Breaking with the Old Morality

image
Hollywood Hollywood’s silent movies provided audiences with graphic images of changing sexual values during the 1920s. Rudolph Valentino, pictured in this advertisement for Blood and Sand (1922), was the leading male heartthrob of the era. Here he embraces his costar Nita Naldi, who responds with a look of ecstasy to Valentino’s touch. Courtesy Everett Collection

Challenges to the virtues of thrift and sacrifice were ac-companied by a transformation of the moral codes of late-nineteenth-century America, especially those relating to sex. The entertainment industry played a large role in promoting relaxed attitudes toward sexual relations to a mass audience throughout the nation. The motion picture business, increasingly centered in Hollywood after 1920, attracted women and men to movie palaces where they could see swashbuckling heroes and glamorous heroines. In an era of silent movies, patrons in the nation’s twenty thousand movie houses were enthralled not by the occasional dialogue printed on the screen but by the powerfully attractive images of the film stars.

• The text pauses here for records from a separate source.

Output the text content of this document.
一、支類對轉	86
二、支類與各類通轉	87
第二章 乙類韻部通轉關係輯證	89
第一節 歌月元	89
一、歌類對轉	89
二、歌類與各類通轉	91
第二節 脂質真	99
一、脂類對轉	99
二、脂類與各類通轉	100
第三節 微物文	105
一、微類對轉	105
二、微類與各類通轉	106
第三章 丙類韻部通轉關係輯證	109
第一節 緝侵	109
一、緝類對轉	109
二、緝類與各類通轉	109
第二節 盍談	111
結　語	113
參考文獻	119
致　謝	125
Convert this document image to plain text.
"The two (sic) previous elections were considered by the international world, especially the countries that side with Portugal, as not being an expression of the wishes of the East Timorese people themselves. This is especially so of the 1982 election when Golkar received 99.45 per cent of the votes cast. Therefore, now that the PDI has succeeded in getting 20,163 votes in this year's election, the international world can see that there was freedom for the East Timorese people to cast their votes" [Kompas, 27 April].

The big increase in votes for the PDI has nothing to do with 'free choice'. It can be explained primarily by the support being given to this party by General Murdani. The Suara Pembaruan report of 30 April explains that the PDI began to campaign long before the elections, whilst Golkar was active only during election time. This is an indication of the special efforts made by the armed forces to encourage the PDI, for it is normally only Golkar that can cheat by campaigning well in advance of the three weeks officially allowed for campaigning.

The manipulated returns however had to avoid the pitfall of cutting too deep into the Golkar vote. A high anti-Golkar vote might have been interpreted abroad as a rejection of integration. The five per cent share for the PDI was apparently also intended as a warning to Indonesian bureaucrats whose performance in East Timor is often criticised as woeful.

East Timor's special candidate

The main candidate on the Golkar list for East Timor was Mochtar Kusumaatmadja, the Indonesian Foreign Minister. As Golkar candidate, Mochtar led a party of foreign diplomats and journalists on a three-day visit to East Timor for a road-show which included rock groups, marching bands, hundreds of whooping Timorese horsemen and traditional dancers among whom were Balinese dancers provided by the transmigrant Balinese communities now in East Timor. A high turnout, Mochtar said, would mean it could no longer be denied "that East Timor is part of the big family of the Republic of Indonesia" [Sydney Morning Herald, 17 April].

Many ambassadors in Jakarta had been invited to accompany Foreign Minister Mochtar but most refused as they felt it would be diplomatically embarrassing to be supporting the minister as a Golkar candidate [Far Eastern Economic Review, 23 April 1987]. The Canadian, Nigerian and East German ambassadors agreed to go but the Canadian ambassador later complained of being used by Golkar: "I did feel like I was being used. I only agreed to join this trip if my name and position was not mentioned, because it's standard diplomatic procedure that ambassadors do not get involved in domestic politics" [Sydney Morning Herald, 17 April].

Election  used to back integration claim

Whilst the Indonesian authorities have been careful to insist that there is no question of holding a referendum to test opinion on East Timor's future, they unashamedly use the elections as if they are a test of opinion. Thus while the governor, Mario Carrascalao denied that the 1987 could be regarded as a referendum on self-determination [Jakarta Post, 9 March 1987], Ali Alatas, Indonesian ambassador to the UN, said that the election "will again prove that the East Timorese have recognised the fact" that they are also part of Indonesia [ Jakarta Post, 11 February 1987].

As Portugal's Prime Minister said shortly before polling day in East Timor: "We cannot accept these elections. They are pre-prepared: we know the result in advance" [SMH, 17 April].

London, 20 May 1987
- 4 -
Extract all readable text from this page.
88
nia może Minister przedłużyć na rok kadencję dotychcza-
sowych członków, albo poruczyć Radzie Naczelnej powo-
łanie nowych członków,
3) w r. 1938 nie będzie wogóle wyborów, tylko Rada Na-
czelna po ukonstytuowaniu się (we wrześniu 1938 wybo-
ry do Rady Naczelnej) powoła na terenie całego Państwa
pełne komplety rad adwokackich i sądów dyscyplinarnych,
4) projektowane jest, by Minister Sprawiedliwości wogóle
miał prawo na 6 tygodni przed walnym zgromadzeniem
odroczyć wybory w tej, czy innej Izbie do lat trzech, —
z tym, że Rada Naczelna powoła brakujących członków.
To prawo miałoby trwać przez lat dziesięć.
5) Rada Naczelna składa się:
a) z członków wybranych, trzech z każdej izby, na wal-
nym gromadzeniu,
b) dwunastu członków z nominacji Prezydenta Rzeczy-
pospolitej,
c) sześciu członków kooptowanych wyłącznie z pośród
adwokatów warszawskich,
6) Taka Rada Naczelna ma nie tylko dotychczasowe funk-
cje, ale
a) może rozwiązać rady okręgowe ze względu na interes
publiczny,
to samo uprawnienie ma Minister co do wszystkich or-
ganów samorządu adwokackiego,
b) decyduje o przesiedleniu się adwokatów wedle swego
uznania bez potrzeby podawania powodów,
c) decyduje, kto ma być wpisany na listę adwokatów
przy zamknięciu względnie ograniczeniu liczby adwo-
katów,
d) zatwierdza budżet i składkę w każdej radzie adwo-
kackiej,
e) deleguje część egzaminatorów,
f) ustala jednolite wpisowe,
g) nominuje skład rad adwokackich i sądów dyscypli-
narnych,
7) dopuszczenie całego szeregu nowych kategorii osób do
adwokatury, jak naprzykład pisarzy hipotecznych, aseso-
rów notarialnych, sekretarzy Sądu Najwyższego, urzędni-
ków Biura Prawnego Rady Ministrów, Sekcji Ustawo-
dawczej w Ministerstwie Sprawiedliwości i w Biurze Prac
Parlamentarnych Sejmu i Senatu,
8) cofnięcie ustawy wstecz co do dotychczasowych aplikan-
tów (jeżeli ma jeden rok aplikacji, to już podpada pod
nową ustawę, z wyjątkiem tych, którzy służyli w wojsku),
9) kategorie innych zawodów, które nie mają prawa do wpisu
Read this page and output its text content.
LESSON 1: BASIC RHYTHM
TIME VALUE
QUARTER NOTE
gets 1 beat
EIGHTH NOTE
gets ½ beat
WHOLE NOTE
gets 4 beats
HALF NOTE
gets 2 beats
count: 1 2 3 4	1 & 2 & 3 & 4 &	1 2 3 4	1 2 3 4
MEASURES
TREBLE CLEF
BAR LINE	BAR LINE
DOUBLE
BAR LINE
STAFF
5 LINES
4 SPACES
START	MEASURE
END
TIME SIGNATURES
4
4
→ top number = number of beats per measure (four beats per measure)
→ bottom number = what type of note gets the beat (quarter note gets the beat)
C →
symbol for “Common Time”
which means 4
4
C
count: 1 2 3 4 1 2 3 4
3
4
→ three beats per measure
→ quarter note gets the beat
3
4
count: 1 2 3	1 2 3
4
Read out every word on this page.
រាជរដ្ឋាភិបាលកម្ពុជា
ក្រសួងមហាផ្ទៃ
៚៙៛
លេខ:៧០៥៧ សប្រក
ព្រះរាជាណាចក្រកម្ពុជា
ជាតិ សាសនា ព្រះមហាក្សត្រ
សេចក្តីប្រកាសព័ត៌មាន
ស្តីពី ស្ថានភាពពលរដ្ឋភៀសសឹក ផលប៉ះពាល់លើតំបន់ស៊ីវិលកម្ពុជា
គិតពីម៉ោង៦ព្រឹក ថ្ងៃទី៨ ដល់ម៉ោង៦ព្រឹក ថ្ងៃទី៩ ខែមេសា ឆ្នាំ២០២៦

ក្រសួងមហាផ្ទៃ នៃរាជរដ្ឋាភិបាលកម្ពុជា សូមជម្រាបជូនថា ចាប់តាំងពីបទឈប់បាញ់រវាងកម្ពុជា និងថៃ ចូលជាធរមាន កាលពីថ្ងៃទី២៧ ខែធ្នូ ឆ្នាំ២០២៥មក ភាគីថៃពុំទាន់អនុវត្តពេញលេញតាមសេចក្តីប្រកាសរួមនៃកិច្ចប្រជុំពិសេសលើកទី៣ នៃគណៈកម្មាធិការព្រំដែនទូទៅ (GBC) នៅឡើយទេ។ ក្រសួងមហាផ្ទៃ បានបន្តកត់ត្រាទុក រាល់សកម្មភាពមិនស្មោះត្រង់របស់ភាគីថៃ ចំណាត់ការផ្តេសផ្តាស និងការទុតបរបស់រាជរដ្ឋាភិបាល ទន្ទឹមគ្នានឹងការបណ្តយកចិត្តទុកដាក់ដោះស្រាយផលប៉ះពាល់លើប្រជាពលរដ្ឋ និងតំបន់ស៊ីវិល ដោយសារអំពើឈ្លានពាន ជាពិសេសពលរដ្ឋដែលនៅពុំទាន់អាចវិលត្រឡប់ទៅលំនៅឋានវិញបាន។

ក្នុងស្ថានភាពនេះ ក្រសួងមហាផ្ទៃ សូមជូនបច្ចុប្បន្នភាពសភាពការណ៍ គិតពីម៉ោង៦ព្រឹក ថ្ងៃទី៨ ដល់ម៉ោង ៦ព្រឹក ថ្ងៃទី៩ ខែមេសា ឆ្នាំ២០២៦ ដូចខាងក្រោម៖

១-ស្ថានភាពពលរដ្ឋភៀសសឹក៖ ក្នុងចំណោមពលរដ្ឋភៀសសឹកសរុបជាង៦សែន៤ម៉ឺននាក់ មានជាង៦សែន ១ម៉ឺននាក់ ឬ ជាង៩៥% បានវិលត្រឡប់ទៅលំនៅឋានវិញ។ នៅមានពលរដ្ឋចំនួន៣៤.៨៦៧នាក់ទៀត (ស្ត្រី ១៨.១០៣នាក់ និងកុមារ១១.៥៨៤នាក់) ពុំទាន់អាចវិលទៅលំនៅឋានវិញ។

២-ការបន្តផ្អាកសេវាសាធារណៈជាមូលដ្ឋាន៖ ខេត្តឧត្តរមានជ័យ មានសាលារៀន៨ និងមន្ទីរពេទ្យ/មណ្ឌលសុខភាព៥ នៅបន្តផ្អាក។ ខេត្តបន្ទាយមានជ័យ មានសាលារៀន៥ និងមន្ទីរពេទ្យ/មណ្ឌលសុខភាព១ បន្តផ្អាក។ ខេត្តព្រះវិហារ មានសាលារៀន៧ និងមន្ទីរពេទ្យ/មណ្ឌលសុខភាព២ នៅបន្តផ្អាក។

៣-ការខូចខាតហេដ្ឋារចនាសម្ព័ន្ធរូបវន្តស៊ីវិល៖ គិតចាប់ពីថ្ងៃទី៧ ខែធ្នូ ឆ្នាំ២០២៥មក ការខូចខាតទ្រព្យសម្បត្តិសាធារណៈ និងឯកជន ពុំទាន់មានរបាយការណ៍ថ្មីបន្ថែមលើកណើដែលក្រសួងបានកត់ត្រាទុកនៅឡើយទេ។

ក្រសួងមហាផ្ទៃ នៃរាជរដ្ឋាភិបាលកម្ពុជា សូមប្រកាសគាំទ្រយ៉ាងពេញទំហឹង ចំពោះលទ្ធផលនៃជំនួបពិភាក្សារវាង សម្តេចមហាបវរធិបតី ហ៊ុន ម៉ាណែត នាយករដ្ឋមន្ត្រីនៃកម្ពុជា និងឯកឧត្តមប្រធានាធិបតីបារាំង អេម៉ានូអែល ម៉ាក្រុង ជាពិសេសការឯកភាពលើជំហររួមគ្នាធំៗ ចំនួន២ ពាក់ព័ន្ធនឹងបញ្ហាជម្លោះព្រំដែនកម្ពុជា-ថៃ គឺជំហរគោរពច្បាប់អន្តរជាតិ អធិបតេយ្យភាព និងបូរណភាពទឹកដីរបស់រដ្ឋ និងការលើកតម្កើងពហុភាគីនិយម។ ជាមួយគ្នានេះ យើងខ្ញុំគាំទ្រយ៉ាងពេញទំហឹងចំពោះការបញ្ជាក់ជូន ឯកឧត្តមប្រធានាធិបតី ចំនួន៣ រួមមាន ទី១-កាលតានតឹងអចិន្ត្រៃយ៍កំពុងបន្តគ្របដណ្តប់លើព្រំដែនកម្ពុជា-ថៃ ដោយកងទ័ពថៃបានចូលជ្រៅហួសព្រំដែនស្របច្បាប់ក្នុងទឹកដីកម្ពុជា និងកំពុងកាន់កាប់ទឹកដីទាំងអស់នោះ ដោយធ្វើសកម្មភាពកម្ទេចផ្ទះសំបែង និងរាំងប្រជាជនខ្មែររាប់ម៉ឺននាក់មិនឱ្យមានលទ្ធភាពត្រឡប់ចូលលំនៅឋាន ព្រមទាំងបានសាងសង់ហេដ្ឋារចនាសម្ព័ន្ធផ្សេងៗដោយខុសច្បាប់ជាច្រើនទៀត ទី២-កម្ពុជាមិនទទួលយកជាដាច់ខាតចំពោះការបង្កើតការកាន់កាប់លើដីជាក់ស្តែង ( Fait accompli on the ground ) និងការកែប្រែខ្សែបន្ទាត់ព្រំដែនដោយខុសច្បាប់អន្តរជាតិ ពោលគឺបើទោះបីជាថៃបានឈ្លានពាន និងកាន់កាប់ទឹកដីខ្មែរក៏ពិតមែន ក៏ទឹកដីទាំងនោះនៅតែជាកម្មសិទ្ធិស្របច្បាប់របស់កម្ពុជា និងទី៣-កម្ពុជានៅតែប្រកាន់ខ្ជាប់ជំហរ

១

Originally shown as short films for 5 cents in nickelodeons, the movies appealed to a national audience. Melodramas and comedies entertained the masses, and films such as D. W. Griffith’s Birth of a Nation (1915) appealed to racial prejudices by glorifying the Ku Klux Klan. By the 1920s, films had expanded into feature-length pictures, Hollywood film studios had blossomed into major corporations, and movies were shown in ornate theaters in cities and towns across the country. The star system was born, and matinee idols such as Douglas Fairbanks, Charlie Chaplin, Clara Bow, and Mary Pickford influenced fashions and hairstyles. Female stars dressed as “flappers” and wooed audiences. Representing the liberated new woman, flappers wore short skirts, used ample makeup (formerly associated with prostitutes), smoked cigarettes in public, drank illegal alcoholic beverages, and gyrated to jazz tunes on the dance floor.

Americans could enjoy new entertainment opportunities and still remain faithful to traditional values. By 1929 approximately 40 percent of households owned a radio and could listen to stations affiliated with the two major broadcasting networks: the Columbia Broadcasting System (CBS) and the National Broadcasting Company (NBC). Shows such as The General Motors Family and The Maxwell House Hour blended product advertising with family entertainment. Amos ’n’ Andy garnered large audiences by satirizing black working-class life, which, intentionally or not, reinforced racist stereotypes. In cities like New York and Chicago, immigrants could tune in to foreign-language radio programs aimed at non-English-speaking ethnic groups, which offered them an outlet for preserving their identity in the face of the increasing homogeneity fostered by the national consumer culture.

The most spirited challenge to both traditional values and the modern consumer culture came from a diverse group of intellectuals known as the Lost Generation. Gertrude Stein coined the term to describe the disillusionment that many of her fellow writers and artists felt after the ravages of World War I. Already concerned about the impact of mass culture and corporate capitalism on individualism and free thought, they focused their talents on criticizing what they saw as the hypocrisy of old values and the conformity ushered in by the new. In the novel This Side of Paradise (1920), F. Scott Fitzgerald complained that his generation had “grown up to find all Gods dead, all wars fought, all faith in man shaken.” In a series of novels, including Main Street (1920), Babbitt (1922), and Elmer Gantry (1927), Sinclair Lewis ridiculed the narrow-mindedness of small-town life, the empty materialism of businessmen, and the insincerity of evangelical preachers. Journalist Henry Louis (H. L.) Mencken picked up these subjects in the pages of his magazine, The American Mercury. From his vantage point in Baltimore, Maryland, he lampooned the beliefs and behavior of Middle America and groused that its residents had turned democracy into “boobocracy,” or government by boobs.

While radio audiences howled with laughter over the exploits of Amos ’n’ Andy, scholars discredited conventional wisdom about race. Challenging studies that purported to demonstrate the intellectual superiority of whites over blacks, Columbia University anthropologist Franz Boas argued that any apparent intelligence gap between the races resulted from environmental factors and not heredity. His student Ruth Benedict further argued that the culture of so-called primitive tribes such as the Pueblo Indians, which emphasized cooperation and spiritual ideals, produced a less stressful and more emotionally connected lifestyle than that of more advanced societies. The ideas of Sigmund Freud, an Austrian psychoanalyst, shifted emphasis away from culture and race to individual consciousness. His disciples stressed the role of the unconscious mind and the power of the sex drive in shaping human behavior, beliefs that gained traction not only in university education but also in advertising appeals.